Chez Roblox, les créateurs ne perçoivent qu'environ 30% de leurs produits. Du côté de Meta's Horizon Worlds, le créateur redonnera 25% de ses ventes à Meta, sans compter les frais prélevés par le store (30% dans le cas du Meta Quest Store). Chez Minecraft, les frais sont de 30%. Chez Fortnite, seuls des créateurs externes agréés par la plateforme peuvent créer des environnements de jeu – ils sont responsables de la moitié du temps joué, d'après le CEO d'Epic – et les conditions d'utilisation du jeu ne permettent même pas la revente des achats d'objets virtuels : les utilisateurs ne sont dès lors pas propriétaires de ces actifs virtuels. Dans Second Life, les terrains achetés par les utilisateurs restent la propriété de l'éditeur Linden Lab.

Par ailleurs, en cas de disparition de ces plateformes, les utilisateurs perdent également leurs achats et créations, sans possibilité de les transférer vers un autre monde.

Les métaverses Web 3.0

Capture issu de Gucci Vault Land dans The Sandbox © The Sandbox

Un meilleur partage de valeur et la possibilité de détenir la propriété d'un actif numérique, c'est la promesse des plateformes Web3 comme The Sandbox, Decentraland ou encore Somnium Space. Un vœu permis par l'infrastructure blockchain.

Si l'environnement de ces mondes est toujours exécuté sur les serveurs des sociétés concernées, il s'ouvre néanmoins à l'intégration de contenus externes, créés sur une blockchain, le plus souvent Ethereum ou Polygon, sous forme de NFT. Lors d'une entrevue avec le JDN au Gitex de Dubai, Yat Siu, fondateur d'Animoca Brands (détenteur de The Sandbox) insistait sur l'importance de ce concept : "Dans le Web3, personne ne peut me dire que je ne suis pas autorisé à vendre ma maison. Si j'ai la propriété numérique de mon actif, je dispose de mon entière liberté. Nous passons d'un capitalisme d'actionnaires à un capitalisme de participants, qu'il s'agisse d'un détenteur d'avatar, d'un terrain virtuel."

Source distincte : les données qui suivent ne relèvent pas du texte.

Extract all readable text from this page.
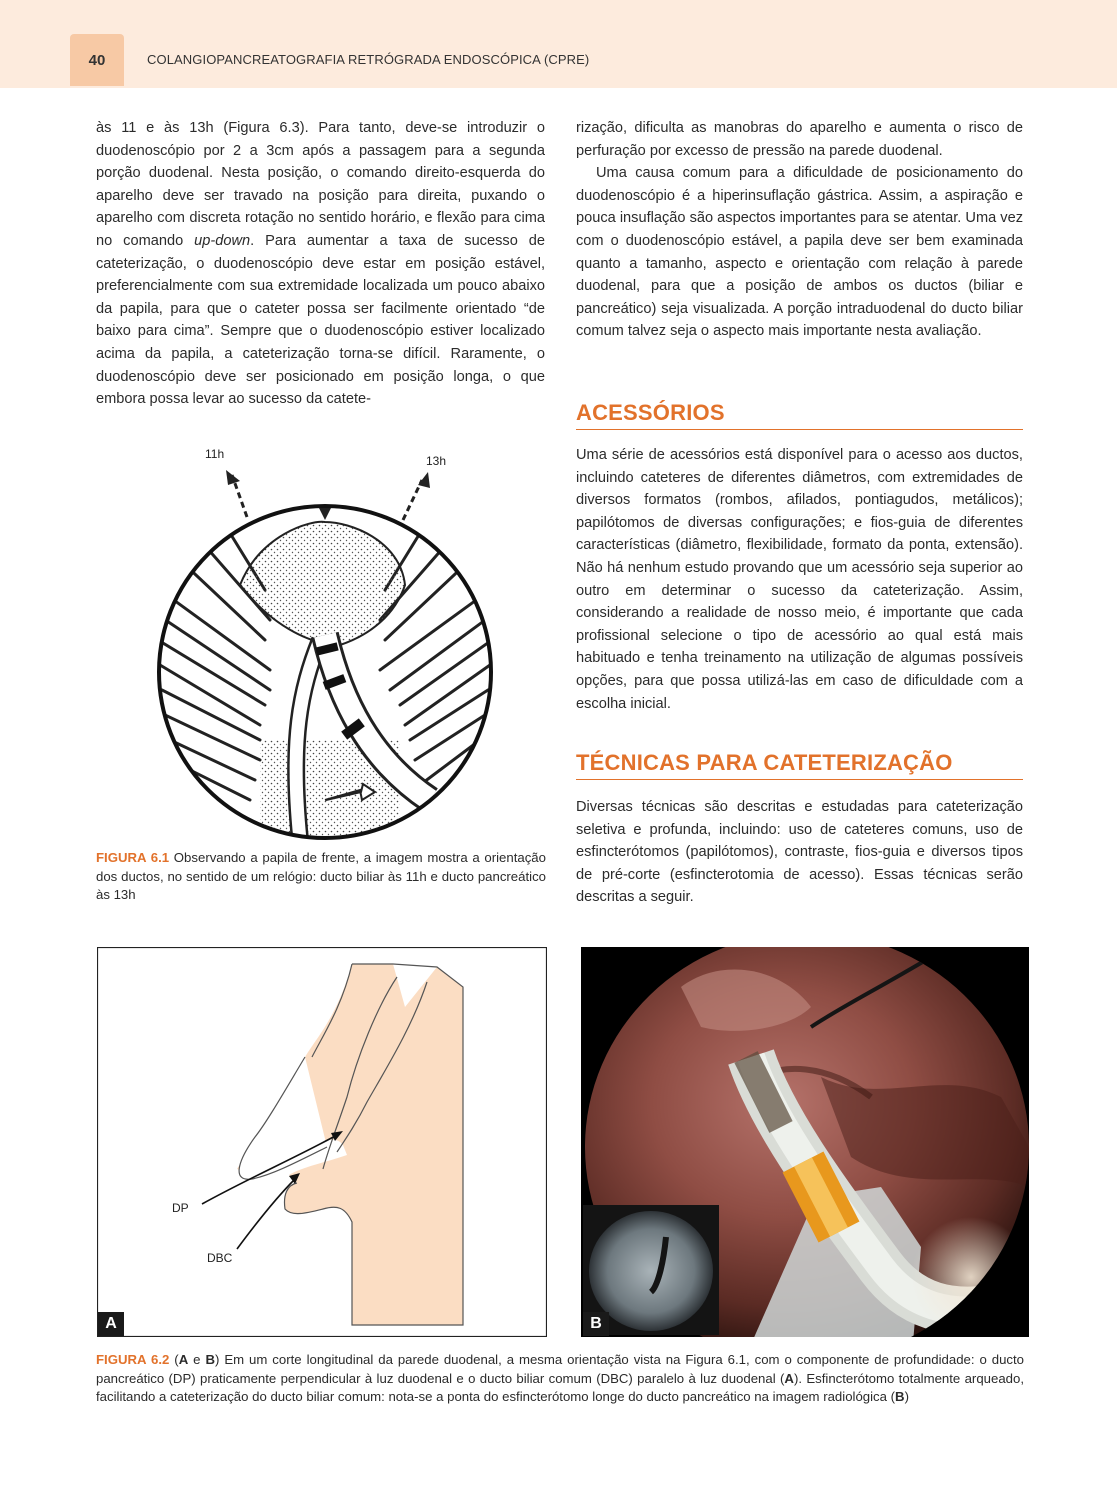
40	COLANGIOPANCREATOGRAFIA RETRÓGRADA ENDOSCÓPICA (CPRE)

às 11 e às 13h (Figura 6.3). Para tanto, deve-se introduzir o duodenoscópio por 2 a 3cm após a passagem para a segunda porção duodenal. Nesta posição, o comando direito-esquerda do aparelho deve ser travado na posição para direita, puxando o aparelho com discreta rotação no sentido horário, e flexão para cima no comando up-down. Para aumentar a taxa de sucesso de cateterização, o duodenoscópio deve estar em posição estável, preferencialmente com sua extremidade localizada um pouco abaixo da papila, para que o cateter possa ser facilmente orientado “de baixo para cima”. Sempre que o duodenoscópio estiver localizado acima da papila, a cateterização torna-se difícil. Raramente, o duodenoscópio deve ser posicionado em posição longa, o que embora possa levar ao sucesso da catete-

rização, dificulta as manobras do aparelho e aumenta o risco de perfuração por excesso de pressão na parede duodenal.

Uma causa comum para a dificuldade de posicionamento do duodenoscópio é a hiperinsuflação gástrica. Assim, a aspiração e pouca insuflação são aspectos importantes para se atentar. Uma vez com o duodenoscópio estável, a papila deve ser bem examinada quanto a tamanho, aspecto e orientação com relação à parede duodenal, para que a posição de ambos os ductos (biliar e pancreático) seja visualizada. A porção intraduodenal do ducto biliar comum talvez seja o aspecto mais importante nesta avaliação.

ACESSÓRIOS

Uma série de acessórios está disponível para o acesso aos ductos, incluindo cateteres de diferentes diâmetros, com extremidades de diversos formatos (rombos, afilados, pontiagudos, metálicos); papilótomos de diversas configurações; e fios-guia de diferentes características (diâmetro, flexibilidade, formato da ponta, extensão). Não há nenhum estudo provando que um acessório seja superior ao outro em determinar o sucesso da cateterização. Assim, considerando a realidade de nosso meio, é importante que cada profissional selecione o tipo de acessório ao qual está mais habituado e tenha treinamento na utilização de algumas possíveis opções, para que possa utilizá-las em caso de dificuldade com a escolha inicial.

TÉCNICAS PARA CATETERIZAÇÃO

Diversas técnicas são descritas e estudadas para cateterização seletiva e profunda, incluindo: uso de cateteres comuns, uso de esfincterótomos (papilótomos), contraste, fios-guia e diversos tipos de pré-corte (esfincterotomia de acesso). Essas técnicas serão descritas a seguir.

11h	13h
FIGURA 6.1 Observando a papila de frente, a imagem mostra a orientação dos ductos, no sentido de um relógio: ducto biliar às 11h e ducto pancreático às 13h
DP
DBC
A	B
FIGURA 6.2 (A e B) Em um corte longitudinal da parede duodenal, a mesma orientação vista na Figura 6.1, com o componente de profundidade: o ducto pancreático (DP) praticamente perpendicular à luz duodenal e o ducto biliar comum (DBC) paralelo à luz duodenal (A). Esfincterótomo totalmente arqueado, facilitando a cateterização do ducto biliar comum: nota-se a ponta do esfincterótomo longe do ducto pancreático na imagem radiológica (B)
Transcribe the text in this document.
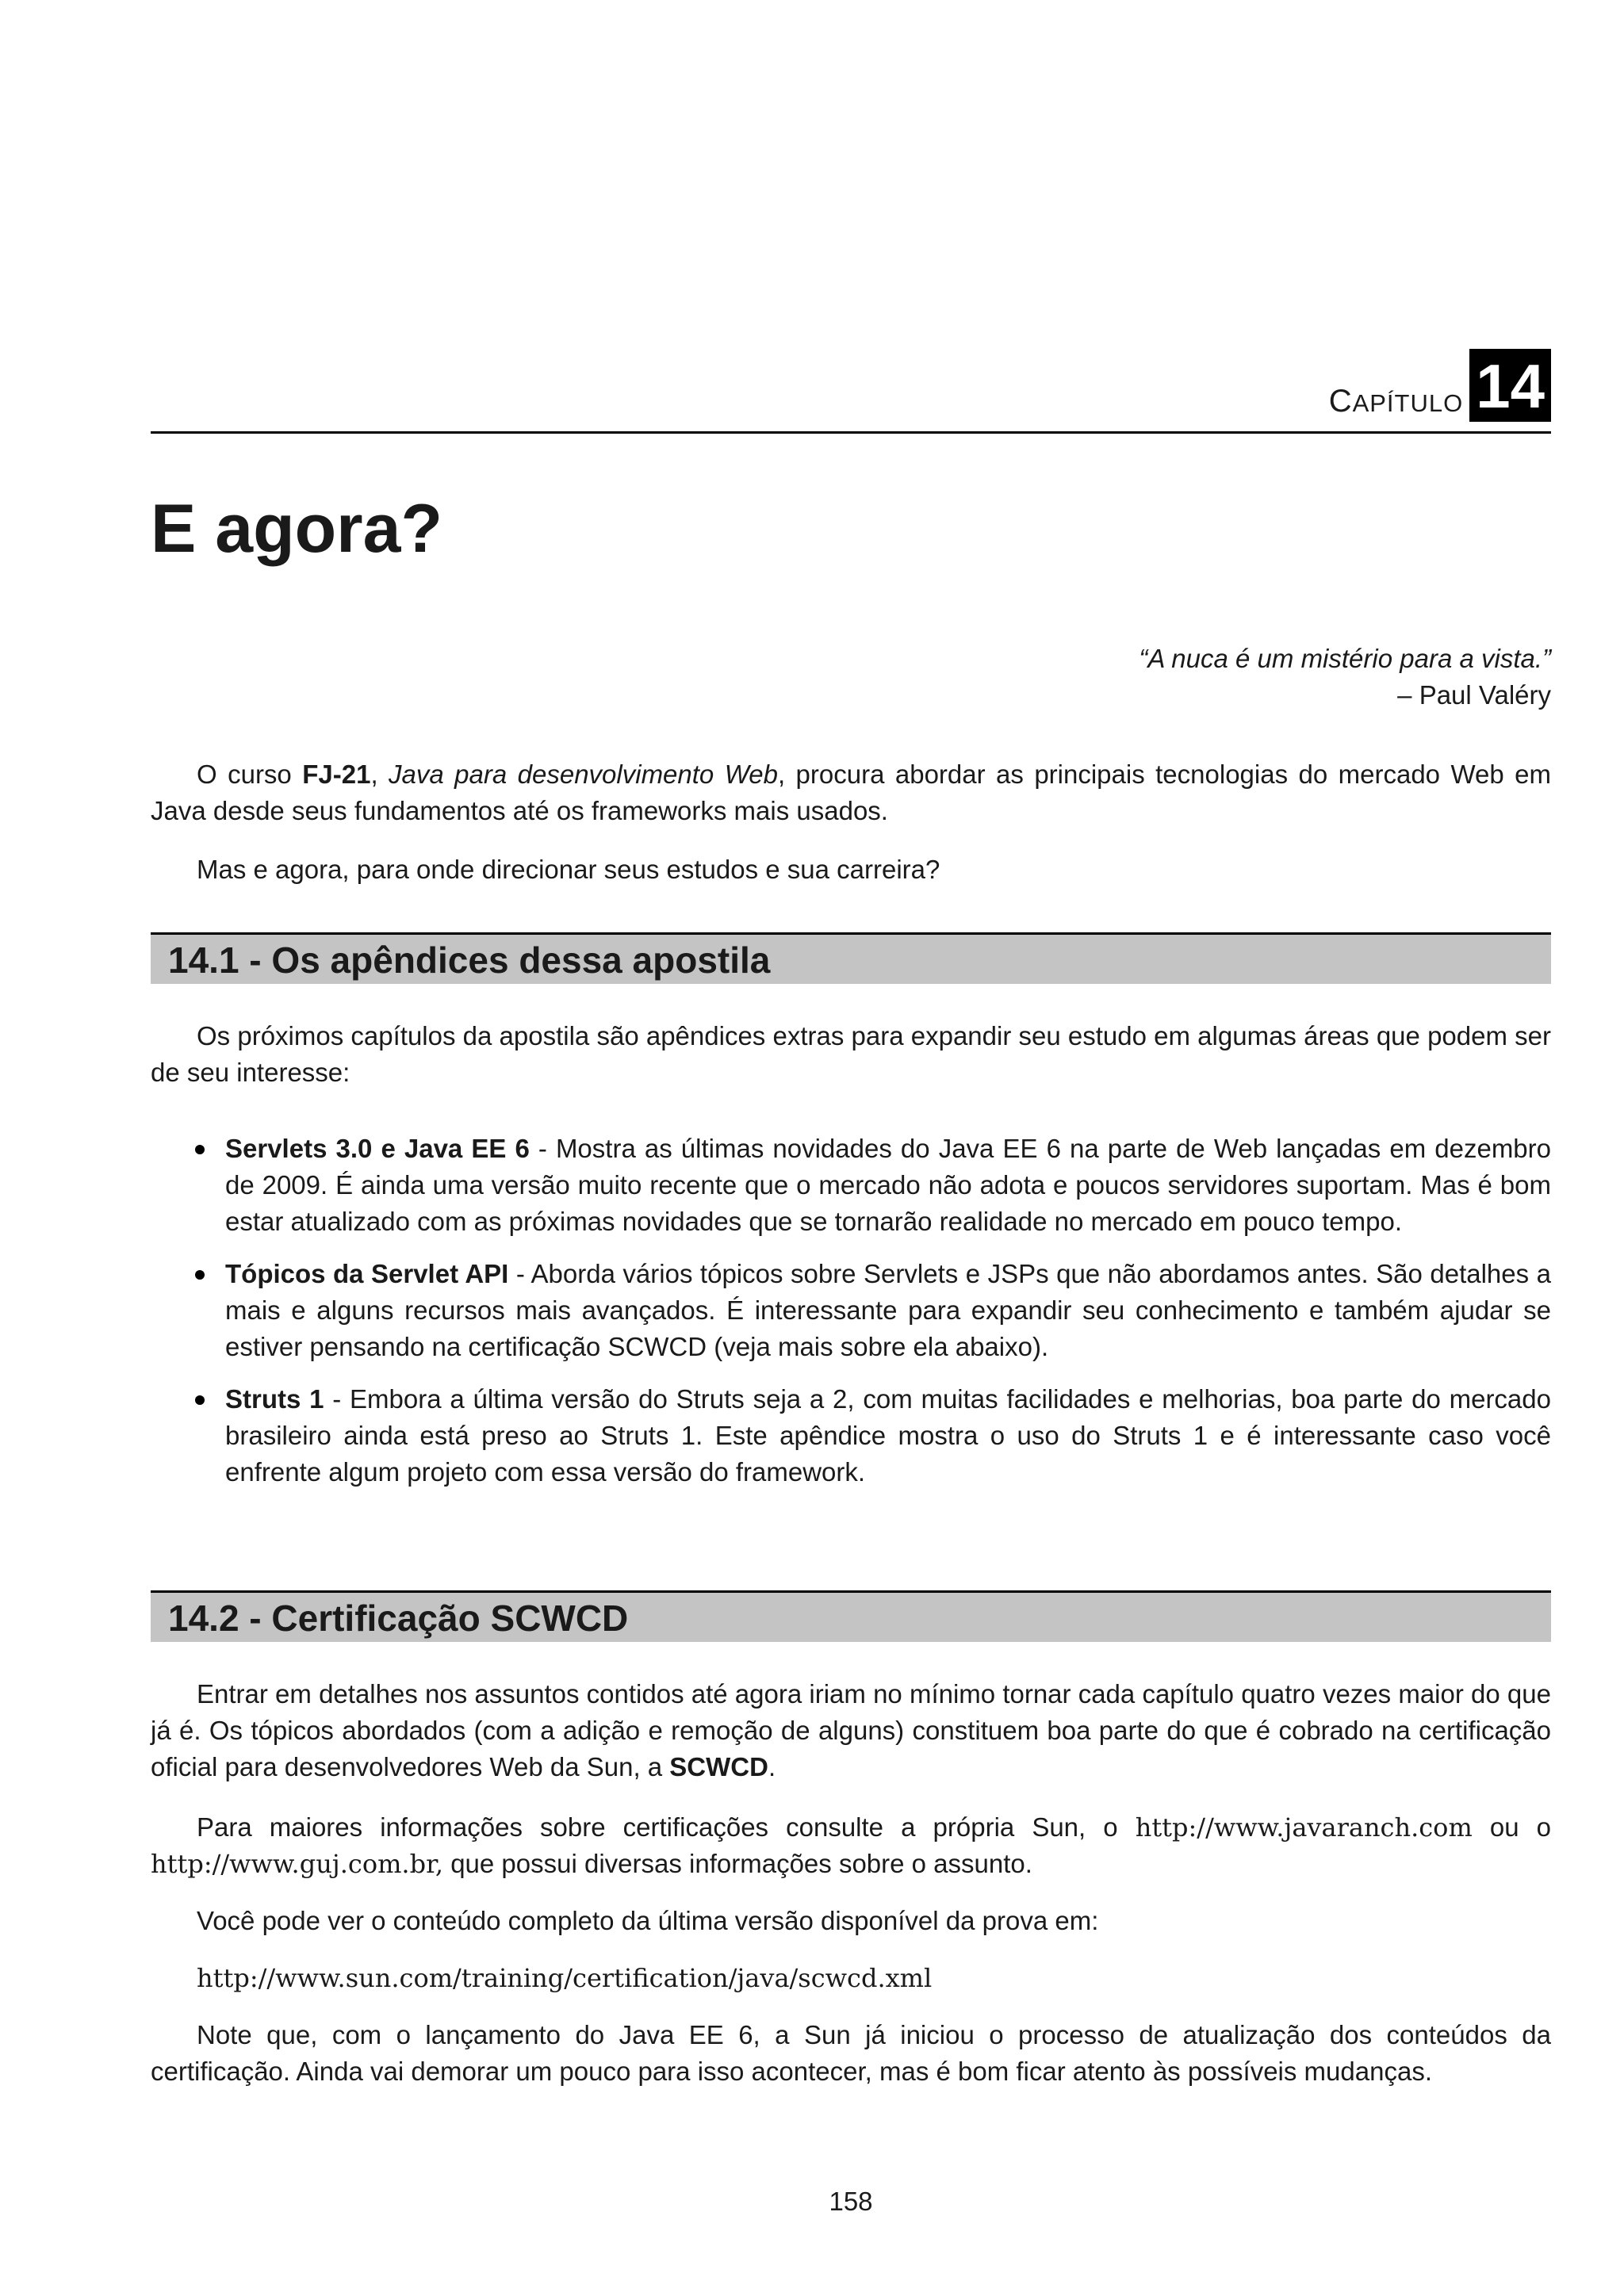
CAPÍTULO 14
E agora?
“A nuca é um mistério para a vista.”
– Paul Valéry

O curso FJ-21, Java para desenvolvimento Web, procura abordar as principais tecnologias do mercado Web em Java desde seus fundamentos até os frameworks mais usados.

Mas e agora, para onde direcionar seus estudos e sua carreira?

14.1 - Os apêndices dessa apostila

Os próximos capítulos da apostila são apêndices extras para expandir seu estudo em algumas áreas que podem ser de seu interesse:

Servlets 3.0 e Java EE 6 - Mostra as últimas novidades do Java EE 6 na parte de Web lançadas em dezembro de 2009. É ainda uma versão muito recente que o mercado não adota e poucos servidores suportam. Mas é bom estar atualizado com as próximas novidades que se tornarão realidade no mercado em pouco tempo.
Tópicos da Servlet API - Aborda vários tópicos sobre Servlets e JSPs que não abordamos antes. São detalhes a mais e alguns recursos mais avançados. É interessante para expandir seu conhecimento e também ajudar se estiver pensando na certificação SCWCD (veja mais sobre ela abaixo).
Struts 1 - Embora a última versão do Struts seja a 2, com muitas facilidades e melhorias, boa parte do mercado brasileiro ainda está preso ao Struts 1. Este apêndice mostra o uso do Struts 1 e é interessante caso você enfrente algum projeto com essa versão do framework.
14.2 - Certificação SCWCD

Entrar em detalhes nos assuntos contidos até agora iriam no mínimo tornar cada capítulo quatro vezes maior do que já é. Os tópicos abordados (com a adição e remoção de alguns) constituem boa parte do que é cobrado na certificação oficial para desenvolvedores Web da Sun, a SCWCD.

Para maiores informações sobre certificações consulte a própria Sun, o http://www.javaranch.com ou o http://www.guj.com.br, que possui diversas informações sobre o assunto.

Você pode ver o conteúdo completo da última versão disponível da prova em:

http://www.sun.com/training/certification/java/scwcd.xml

Note que, com o lançamento do Java EE 6, a Sun já iniciou o processo de atualização dos conteúdos da certificação. Ainda vai demorar um pouco para isso acontecer, mas é bom ficar atento às possíveis mudanças.

158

Dès lors que le créateur détient la clef de son portefeuille, il est entièrement propriétaire de ce contenu et peut donc l'intégrer et le monétiser pour des frais bien plus modiques que sur les plateformes Web2 : les transactions de Decentraland sont par exemple taxées à hauteur de 2,5%, 5% pour The Sandbox. De plus, le créateur est libre d'associer la perception de royalties sur ses créations à chaque vente secondaire. Un autre facteur de taille au sujet de ce type de création concerne l'interopérabilité : un utilisateur peut aujourd'hui utiliser un même NFT au sein de The Sandbox et de Decentraland, même si cela nécessite encore quelques étapes.

Enfin, une infrastructure Web3 permet d'activer d'autres leviers communautaires : Decentraland a notamment ouvert une part de sa gouvernance à travers une DAO (organisation autonome décentralisée) pour les détenteurs de ses jetons et de ses terrains, permettant de voter de manière transparente sur des choix stratégiques ou politiques.